The Accenture contract's value is about $4.8 million, an ONC spokesman told HealthcareInfoSecurity.com.
ONC is taking a lead role in the HITECH Act electronic health record incentive program and is supporting efforts to develop statewide health information exchanges, ultimately leading to national exchange of information.
Health Information Exchange Issues
Accenture will develop real-world business scenarios, or use cases, that illustrate the need for standards to solve a health information exchange problem. For example, two early use cases likely will address how to distribute information to clinicians about a patient discharged from a hospital and how to collect information from multiple labs into an EHR system, Ratliff says.Accenture's work is one piece of ONC's ongoing effort to develop what it calls a standards and interoperability framework. The office plans to use the framework to guide all its standards and interoperability projects. "The primary purpose of the framework is to help define a structured process to determine standards and interoperability requirements that will help to facilitate the wide-scale adoption of health information technology and the move toward the vision of a national health information network," Ratliff explains.
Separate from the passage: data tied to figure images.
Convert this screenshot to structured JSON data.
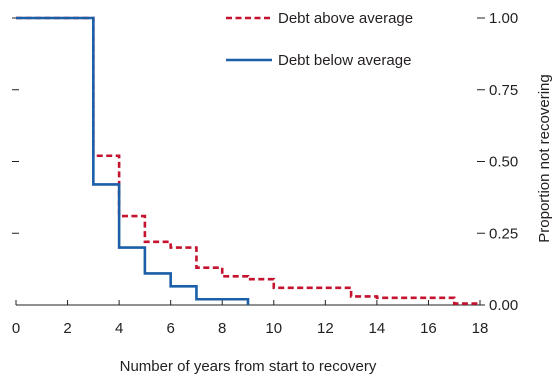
{
  "chart_data": {
    "type": "line",
    "step": true,
    "title": "",
    "xlabel": "Number of years from start to recovery",
    "ylabel": "Proportion not recovering",
    "xlim": [
      0,
      18
    ],
    "ylim": [
      0,
      1
    ],
    "x_ticks": [
      0,
      2,
      4,
      6,
      8,
      10,
      12,
      14,
      16,
      18
    ],
    "x_tick_labels": [
      "0",
      "2",
      "4",
      "6",
      "8",
      "10",
      "12",
      "14",
      "16",
      "18"
    ],
    "y_ticks": [
      0,
      0.25,
      0.5,
      0.75,
      1.0
    ],
    "y_tick_labels": [
      "0.00",
      "0.25",
      "0.50",
      "0.75",
      "1.00"
    ],
    "y_axis_side": "right",
    "grid": false,
    "legend_position": "top-right",
    "series": [
      {
        "name": "Debt above average",
        "color": "#c4122f",
        "style": "dashed",
        "points": [
          [
            0,
            1.0
          ],
          [
            3,
            0.52
          ],
          [
            4,
            0.31
          ],
          [
            5,
            0.22
          ],
          [
            6,
            0.2
          ],
          [
            7,
            0.13
          ],
          [
            8,
            0.1
          ],
          [
            9,
            0.09
          ],
          [
            10,
            0.06
          ],
          [
            13,
            0.03
          ],
          [
            14,
            0.025
          ],
          [
            17,
            0.005
          ],
          [
            18,
            0.005
          ]
        ]
      },
      {
        "name": "Debt below average",
        "color": "#1a5fa8",
        "style": "solid",
        "points": [
          [
            0,
            1.0
          ],
          [
            3,
            0.42
          ],
          [
            4,
            0.2
          ],
          [
            5,
            0.11
          ],
          [
            6,
            0.065
          ],
          [
            7,
            0.02
          ],
          [
            9,
            0.0
          ]
        ]
      }
    ]
  }
}
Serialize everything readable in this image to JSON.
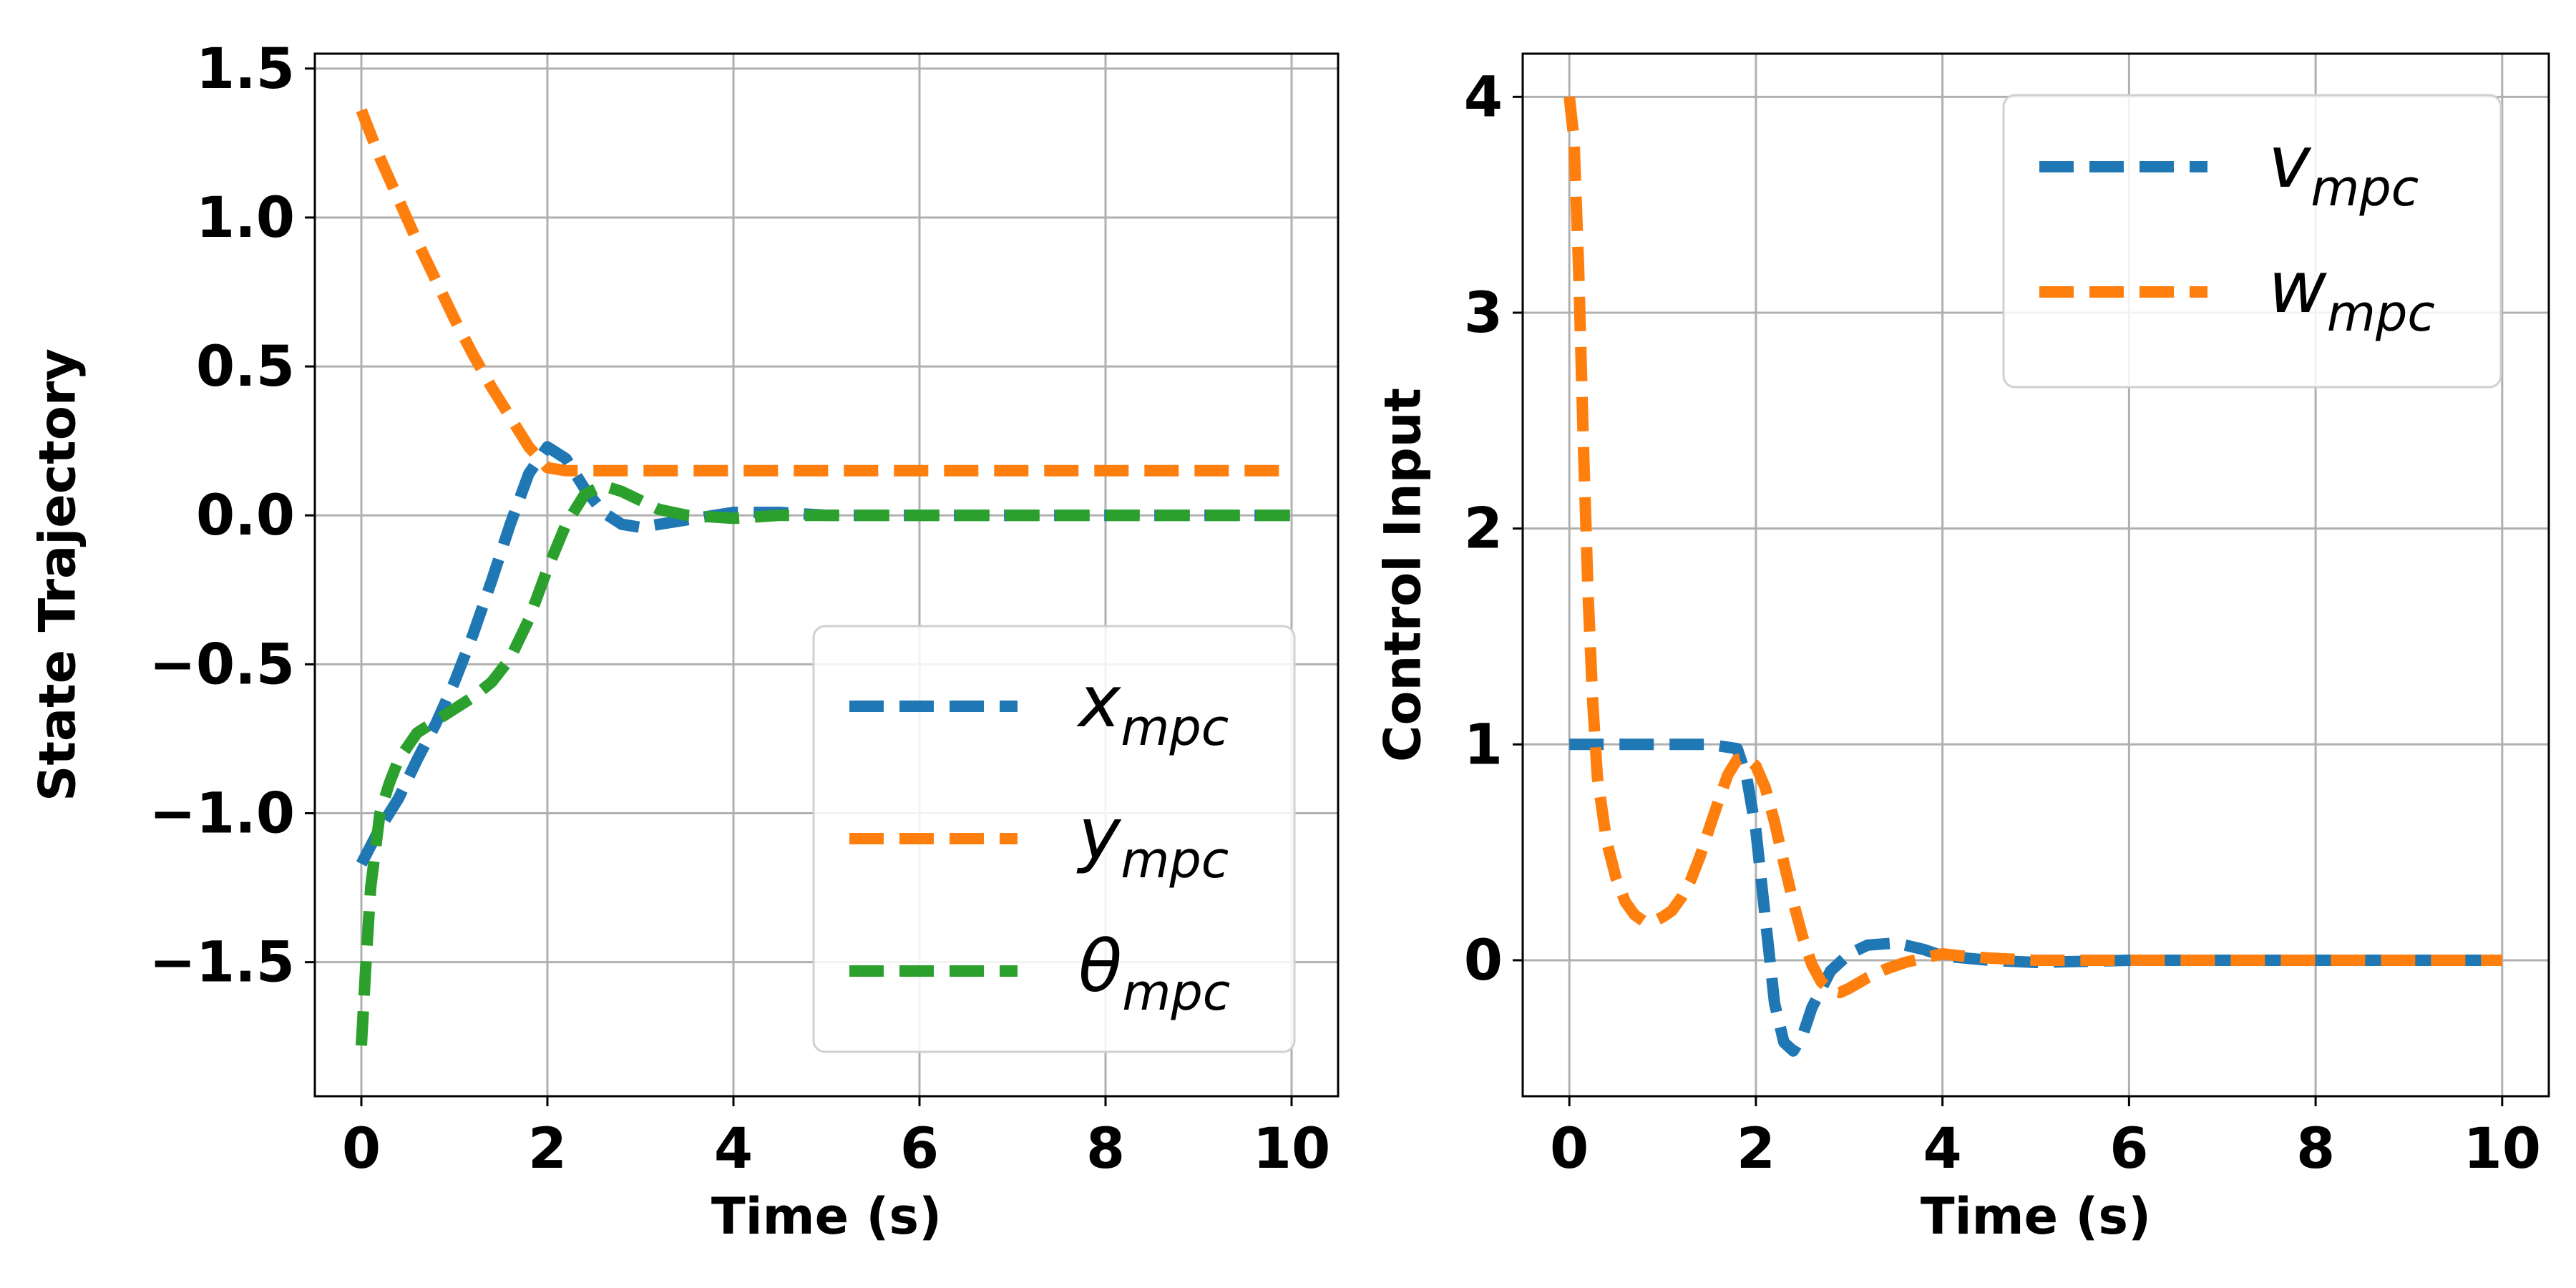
{
  "colors": {
    "blue": "#1f77b4",
    "orange": "#ff7f0e",
    "green": "#2ca02c",
    "grid": "#b0b0b0"
  },
  "chart_data": [
    {
      "type": "line",
      "title": "",
      "xlabel": "Time (s)",
      "ylabel": "State Trajectory",
      "xlim": [
        -0.5,
        10.5
      ],
      "ylim": [
        -1.95,
        1.55
      ],
      "xticks": [
        0,
        2,
        4,
        6,
        8,
        10
      ],
      "xtick_labels": [
        "0",
        "2",
        "4",
        "6",
        "8",
        "10"
      ],
      "yticks": [
        -1.5,
        -1.0,
        -0.5,
        0.0,
        0.5,
        1.0,
        1.5
      ],
      "ytick_labels": [
        "−1.5",
        "−1.0",
        "−0.5",
        "0.0",
        "0.5",
        "1.0",
        "1.5"
      ],
      "grid": true,
      "legend_position": "lower-right",
      "series": [
        {
          "name": "x",
          "sub": "mpc",
          "color": "blue",
          "x": [
            0,
            0.2,
            0.4,
            0.6,
            0.8,
            1.0,
            1.2,
            1.4,
            1.6,
            1.8,
            2.0,
            2.2,
            2.4,
            2.6,
            2.8,
            3.0,
            3.2,
            3.4,
            3.6,
            3.8,
            4.0,
            4.5,
            5.0,
            6.0,
            7.0,
            8.0,
            9.0,
            10.0
          ],
          "y": [
            -1.17,
            -1.05,
            -0.95,
            -0.82,
            -0.7,
            -0.56,
            -0.4,
            -0.22,
            -0.03,
            0.14,
            0.23,
            0.19,
            0.09,
            0.01,
            -0.03,
            -0.04,
            -0.03,
            -0.02,
            -0.01,
            0.0,
            0.01,
            0.01,
            0.0,
            0.0,
            0.0,
            0.0,
            0.0,
            0.0
          ]
        },
        {
          "name": "y",
          "sub": "mpc",
          "color": "orange",
          "x": [
            0,
            0.2,
            0.4,
            0.6,
            0.8,
            1.0,
            1.2,
            1.4,
            1.6,
            1.8,
            2.0,
            2.2,
            2.5,
            3.0,
            4.0,
            5.0,
            6.0,
            7.0,
            8.0,
            9.0,
            10.0
          ],
          "y": [
            1.36,
            1.2,
            1.06,
            0.92,
            0.79,
            0.66,
            0.54,
            0.43,
            0.33,
            0.23,
            0.16,
            0.15,
            0.15,
            0.15,
            0.15,
            0.15,
            0.15,
            0.15,
            0.15,
            0.15,
            0.15
          ]
        },
        {
          "name": "θ",
          "sub": "mpc",
          "color": "green",
          "x": [
            0,
            0.05,
            0.1,
            0.2,
            0.3,
            0.4,
            0.6,
            0.8,
            1.0,
            1.2,
            1.4,
            1.6,
            1.8,
            2.0,
            2.2,
            2.4,
            2.6,
            2.8,
            3.0,
            3.2,
            3.5,
            4.0,
            4.5,
            5.0,
            6.0,
            7.0,
            8.0,
            9.0,
            10.0
          ],
          "y": [
            -1.78,
            -1.5,
            -1.25,
            -1.0,
            -0.9,
            -0.82,
            -0.73,
            -0.69,
            -0.65,
            -0.61,
            -0.56,
            -0.48,
            -0.35,
            -0.18,
            -0.03,
            0.07,
            0.1,
            0.08,
            0.05,
            0.02,
            0.0,
            -0.01,
            0.0,
            0.0,
            0.0,
            0.0,
            0.0,
            0.0,
            0.0
          ]
        }
      ]
    },
    {
      "type": "line",
      "title": "",
      "xlabel": "Time (s)",
      "ylabel": "Control Input",
      "xlim": [
        -0.5,
        10.5
      ],
      "ylim": [
        -0.63,
        4.2
      ],
      "xticks": [
        0,
        2,
        4,
        6,
        8,
        10
      ],
      "xtick_labels": [
        "0",
        "2",
        "4",
        "6",
        "8",
        "10"
      ],
      "yticks": [
        0,
        1,
        2,
        3,
        4
      ],
      "ytick_labels": [
        "0",
        "1",
        "2",
        "3",
        "4"
      ],
      "grid": true,
      "legend_position": "upper-right",
      "series": [
        {
          "name": "v",
          "sub": "mpc",
          "color": "blue",
          "x": [
            0,
            0.5,
            1.0,
            1.5,
            1.8,
            1.9,
            2.0,
            2.1,
            2.2,
            2.3,
            2.4,
            2.5,
            2.6,
            2.8,
            3.0,
            3.2,
            3.5,
            3.8,
            4.0,
            4.5,
            5.0,
            6.0,
            7.0,
            8.0,
            9.0,
            10.0
          ],
          "y": [
            1.0,
            1.0,
            1.0,
            1.0,
            0.98,
            0.85,
            0.6,
            0.2,
            -0.2,
            -0.38,
            -0.42,
            -0.35,
            -0.22,
            -0.05,
            0.03,
            0.07,
            0.08,
            0.05,
            0.02,
            0.0,
            -0.01,
            0.0,
            0.0,
            0.0,
            0.0,
            0.0
          ]
        },
        {
          "name": "w",
          "sub": "mpc",
          "color": "orange",
          "x": [
            0.0,
            0.05,
            0.1,
            0.15,
            0.2,
            0.25,
            0.3,
            0.4,
            0.5,
            0.6,
            0.7,
            0.8,
            0.9,
            1.0,
            1.1,
            1.2,
            1.3,
            1.4,
            1.5,
            1.6,
            1.7,
            1.8,
            1.9,
            2.0,
            2.1,
            2.2,
            2.3,
            2.4,
            2.5,
            2.6,
            2.7,
            2.8,
            2.9,
            3.0,
            3.2,
            3.4,
            3.6,
            3.8,
            4.0,
            4.2,
            4.5,
            5.0,
            6.0,
            7.0,
            8.0,
            9.0,
            10.0
          ],
          "y": [
            4.0,
            3.8,
            3.2,
            2.4,
            1.7,
            1.2,
            0.85,
            0.55,
            0.38,
            0.27,
            0.21,
            0.18,
            0.18,
            0.2,
            0.23,
            0.29,
            0.37,
            0.48,
            0.61,
            0.74,
            0.86,
            0.93,
            0.94,
            0.9,
            0.8,
            0.64,
            0.45,
            0.27,
            0.11,
            -0.02,
            -0.1,
            -0.14,
            -0.15,
            -0.13,
            -0.08,
            -0.04,
            -0.01,
            0.01,
            0.03,
            0.02,
            0.01,
            0.0,
            0.0,
            0.0,
            0.0,
            0.0,
            0.0
          ]
        }
      ]
    }
  ]
}
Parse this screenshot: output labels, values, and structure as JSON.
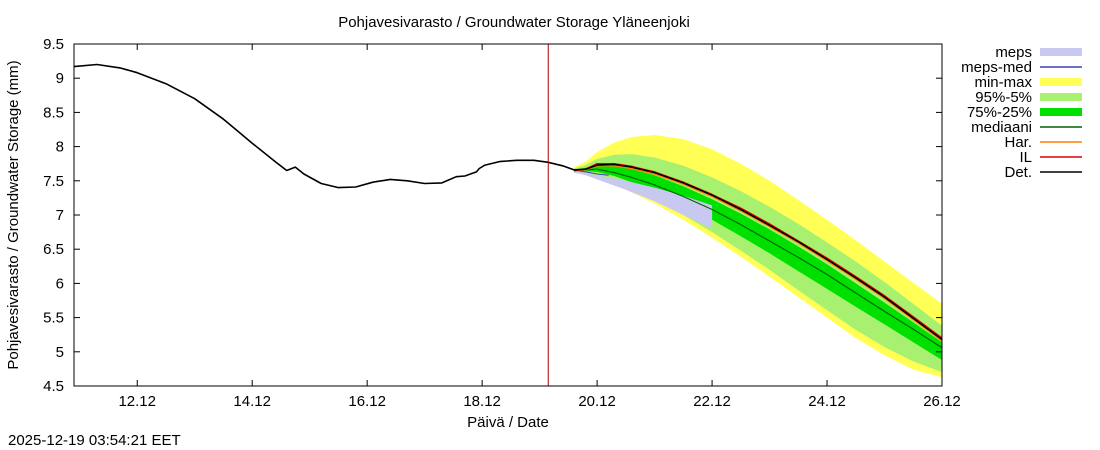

The interoperability effort will leverage existing standards, such as Health Level Seven, as well as identify the need to modify existing standards or create new ones, he adds.
Universal Exchange Language
Meanwhile, a presidential council has called for creation of a universal exchange language to help ease the exchange of EHRs and other information. Ratliff says the use cases Accenture develops might identify "requirements that a universal language would support."ONC recently solicited comments on its proposed interoperability framework, which its Health IT Standards Committee will now develop. A workgroup of the Health IT Policy Committee is considering comments on the presidential council's report.